Gadis cilik ini pun dalam kondisi kehilangan perhatian mamanya yang sibuk bekerja. Akhirnya, Dion jadi merasa nyaman ketika ada orang lain yaitu Gaza yang sayang dan memberi perhatian kepadanya.
Namun sayangnya, apa yang dirasa Dion jadi seperti seorang cewek yang sedang kasmaran. Ia mulai menarik simpati Gaza dengan cara-cara khas ala orang dewasa. Mulai dari berpenampilan seksi seperti rok mini dan sepatu high heels, memoles lipstik, sampai belajar gaya kencan orang dewasa melalui tontonan VCD Romeo and Juliet.
Itulah sekelumit cerita dari I Love You Om. Jadi latar belakang film ini adalah mengangkat cerita kehidupan seorang anak yang hidup hanya dengan ibunya atau single parent.
Bagi para orang tua atau single parent yang sibuk bekerja, atau mungkin saja bagi orang tua yang merasa sudah memberikan yang terbaik serta perhatian yang cukup bagi sang anak, seketika saat tahu film itu, jadi merasa ngeri saat melihat realita proses perkembangan yang bisa terjadi pada seorang anak. Yang fenomenanya seperti Dion tadi.
Ya, orang tua memang berkewajiban terus untuk mendampingi anak-anaknya. Selain memenuhi kebutuhan fisik anak, juga membantu anak menjadi individu yang dewasa.
Baca juga: Membicarakan Menstruasi dengan Anak, Begini Caranya…

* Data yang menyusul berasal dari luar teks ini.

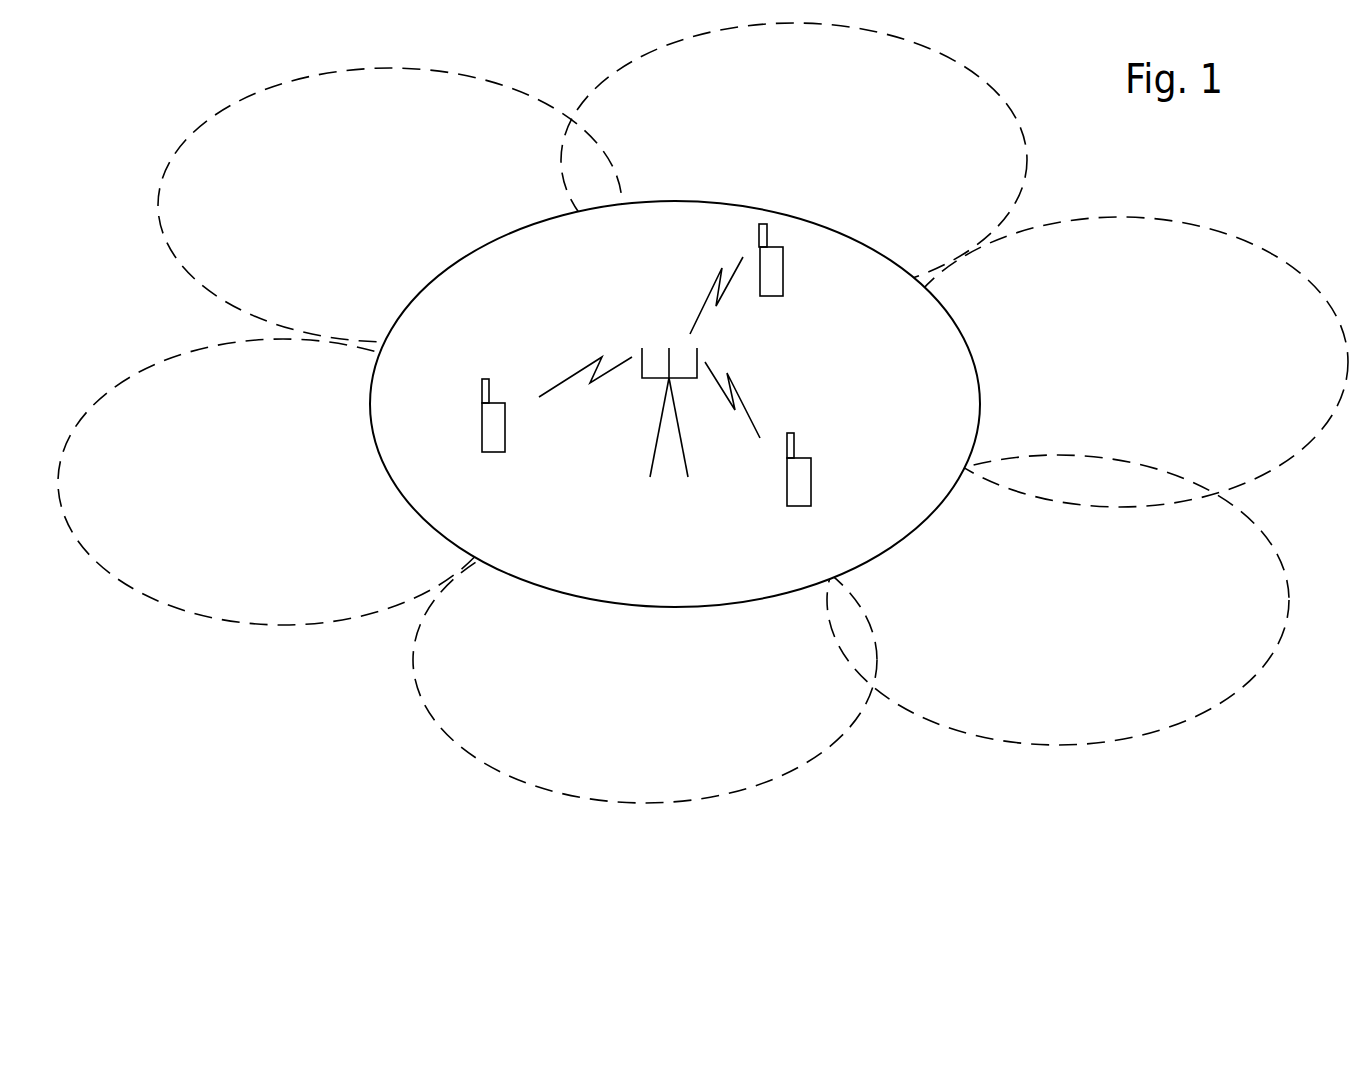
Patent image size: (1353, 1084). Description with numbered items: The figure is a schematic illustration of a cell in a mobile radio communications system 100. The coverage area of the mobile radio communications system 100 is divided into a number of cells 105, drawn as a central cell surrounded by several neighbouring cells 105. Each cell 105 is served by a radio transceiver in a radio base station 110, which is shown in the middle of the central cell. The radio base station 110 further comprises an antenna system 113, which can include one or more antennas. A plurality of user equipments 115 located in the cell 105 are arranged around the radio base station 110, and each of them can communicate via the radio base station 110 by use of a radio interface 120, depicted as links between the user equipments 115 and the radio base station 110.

The mobile radio communications system 100 is at (695, 666).
The cell 105 is at (703, 413).
The radio base station 110 is at (644, 427).
The antenna system 113 is at (668, 360).
The user equipment 115 is at (782, 302).
The radio interface 120 is at (710, 282).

Apalagi dengan maraknya pornografi dan kekerasan serta pergaulan bebas, bahkan mewabahnya narkoba, bisa memicu rasa was-was para orang tua pada anak renajanya.
Bagaimana tidak. Karena masa inilah yang paling rawan dalam perkembangan dan perjalanan hidup seorang anak. Masa ini adalah waktu untuk mencari bentuk dan masa mencoba-coba.
Tentunya, orang tua manapun tidak ingin anaknya hancur masa depannya karena salah asuhan.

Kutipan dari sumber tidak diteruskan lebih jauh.